As I would expect from the Ron lab, there is nothing much to criticize about the quality of the data.

This manuscript addresses the role of Ca²⁺ in controlling functional properties of BiP. The earlier papers (notably Lodish and Kong) that recorded the remarkable effects of Ca²⁺ depletion on proteins that depend on the secretory pathway can now be interpreted in light of the findings reported here. These findings are supported by a massive amount of data including structural biological approaches and careful kinetic measurements. On the whole the data are complete and well-presented, although I might have ordered the various elements slightly differently: begin with the clear demonstration of the role of Ca²⁺ in controlling BiP function, then focus on the data now contained in Figure 1. In this reviewer's opinion, it might be better not to confound the issue of Ca²⁺ depletion with induction of a UPR at the very beginning of the Results section. The UPR-relevant aspect could be introduced perhaps at the very end of the dataset. The authors should make explicit that for the TCRa N/Q mutant, any impact of applying tunicamycin cannot be attributed to an effect on the reporter itself but must arise from perturbation of glycosylation of other ER-resident proteins, including unidentified proteins that might associate transiently with the reporter, as well as resulting from induction of a UPR. The following (short) section would benefit from a more direct explanation of the rationale for inclusion of tunicamycin: "Next, we examined whether reporter display on the plasma membrane could also arise from an increased burden of misfolded ER proteins, or if it is a feature specifically related to low ER Ca²⁺.We used TCRα-N/Q for these experiments due to its improved ER retention characteristics.
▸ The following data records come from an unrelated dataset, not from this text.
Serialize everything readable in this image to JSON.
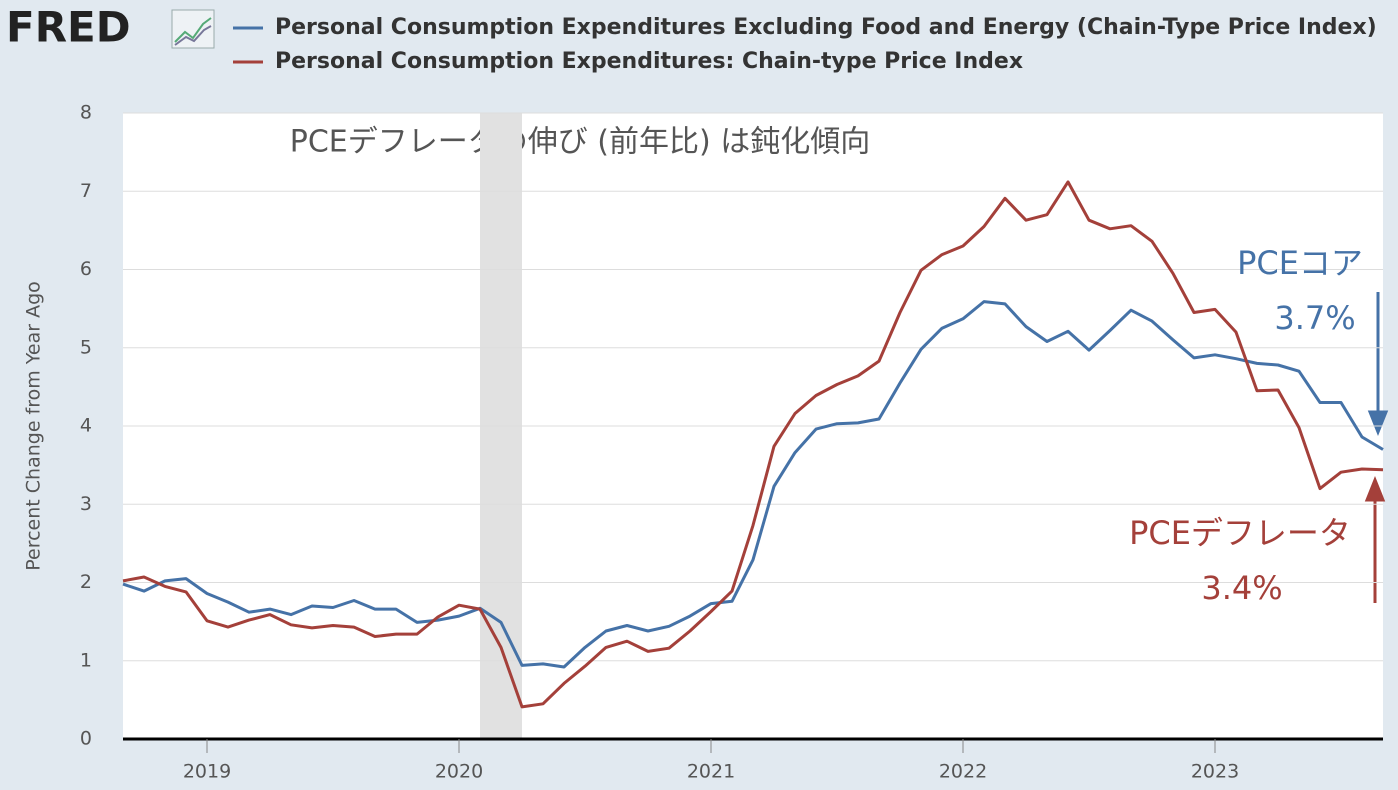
{
  "chart_data": {
    "type": "line",
    "logo": "FRED",
    "title": "PCEデフレータの伸び (前年比) は鈍化傾向",
    "y_label": "Percent Change from Year Ago",
    "x": [
      "2018-09",
      "2018-10",
      "2018-11",
      "2018-12",
      "2019-01",
      "2019-02",
      "2019-03",
      "2019-04",
      "2019-05",
      "2019-06",
      "2019-07",
      "2019-08",
      "2019-09",
      "2019-10",
      "2019-11",
      "2019-12",
      "2020-01",
      "2020-02",
      "2020-03",
      "2020-04",
      "2020-05",
      "2020-06",
      "2020-07",
      "2020-08",
      "2020-09",
      "2020-10",
      "2020-11",
      "2020-12",
      "2021-01",
      "2021-02",
      "2021-03",
      "2021-04",
      "2021-05",
      "2021-06",
      "2021-07",
      "2021-08",
      "2021-09",
      "2021-10",
      "2021-11",
      "2021-12",
      "2022-01",
      "2022-02",
      "2022-03",
      "2022-04",
      "2022-05",
      "2022-06",
      "2022-07",
      "2022-08",
      "2022-09",
      "2022-10",
      "2022-11",
      "2022-12",
      "2023-01",
      "2023-02",
      "2023-03",
      "2023-04",
      "2023-05",
      "2023-06",
      "2023-07",
      "2023-08",
      "2023-09"
    ],
    "series": [
      {
        "name": "Personal Consumption Expenditures Excluding Food and Energy (Chain-Type Price Index)",
        "color": "#4572a7",
        "values": [
          1.98,
          1.89,
          2.02,
          2.05,
          1.86,
          1.75,
          1.62,
          1.66,
          1.59,
          1.7,
          1.68,
          1.77,
          1.66,
          1.66,
          1.49,
          1.52,
          1.57,
          1.67,
          1.49,
          0.94,
          0.96,
          0.92,
          1.17,
          1.38,
          1.45,
          1.38,
          1.44,
          1.57,
          1.73,
          1.76,
          2.29,
          3.23,
          3.66,
          3.96,
          4.03,
          4.04,
          4.09,
          4.55,
          4.98,
          5.25,
          5.37,
          5.59,
          5.56,
          5.27,
          5.08,
          5.21,
          4.97,
          5.22,
          5.48,
          5.34,
          5.1,
          4.87,
          4.91,
          4.86,
          4.8,
          4.78,
          4.7,
          4.3,
          4.3,
          3.86,
          3.7
        ]
      },
      {
        "name": "Personal Consumption Expenditures: Chain-type Price Index",
        "color": "#a4403a",
        "values": [
          2.02,
          2.07,
          1.95,
          1.88,
          1.51,
          1.43,
          1.52,
          1.59,
          1.46,
          1.42,
          1.45,
          1.43,
          1.31,
          1.34,
          1.34,
          1.56,
          1.71,
          1.66,
          1.17,
          0.41,
          0.45,
          0.71,
          0.93,
          1.17,
          1.25,
          1.12,
          1.16,
          1.38,
          1.63,
          1.89,
          2.73,
          3.74,
          4.16,
          4.39,
          4.53,
          4.64,
          4.83,
          5.45,
          5.99,
          6.19,
          6.3,
          6.55,
          6.91,
          6.63,
          6.7,
          7.12,
          6.63,
          6.52,
          6.56,
          6.36,
          5.95,
          5.45,
          5.49,
          5.2,
          4.45,
          4.46,
          3.98,
          3.2,
          3.41,
          3.45,
          3.44
        ]
      }
    ],
    "xlim": [
      "2018-09",
      "2023-09"
    ],
    "xticks": [
      {
        "value": "2019-01",
        "label": "2019"
      },
      {
        "value": "2020-01",
        "label": "2020"
      },
      {
        "value": "2021-01",
        "label": "2021"
      },
      {
        "value": "2022-01",
        "label": "2022"
      },
      {
        "value": "2023-01",
        "label": "2023"
      }
    ],
    "ylim": [
      0,
      8
    ],
    "yticks": [
      0,
      1,
      2,
      3,
      4,
      5,
      6,
      7,
      8
    ],
    "grid": true,
    "shaded": [
      {
        "from": "2020-02",
        "to": "2020-04"
      }
    ],
    "annotations": [
      {
        "lines": [
          "PCEコア",
          "3.7%"
        ],
        "color": "#4572a7"
      },
      {
        "lines": [
          "PCEデフレータ",
          "3.4%"
        ],
        "color": "#a4403a"
      }
    ]
  }
}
Depletion of ER Ca²⁺ with the ionophore A23187 also led to accumulation of the reporter on the cell surface (Figure 1D)."

How the lack of the TCR partner subunit(s) , notably TCRb affect the overall structure and folding of TCRa should be discussed. The elimination off the 4 N-linked glycosylation sites further compromises the folding status of TCRa.

In my opinion the Introduction can be condensed, perhaps starting with the Kong Lodish and other papers that first reported the impact of Ca²⁺ depletion on secretion and the material discussed in paragraph five and further.

Results: “Ca²⁺ release-mediated reporter export.” Awkward.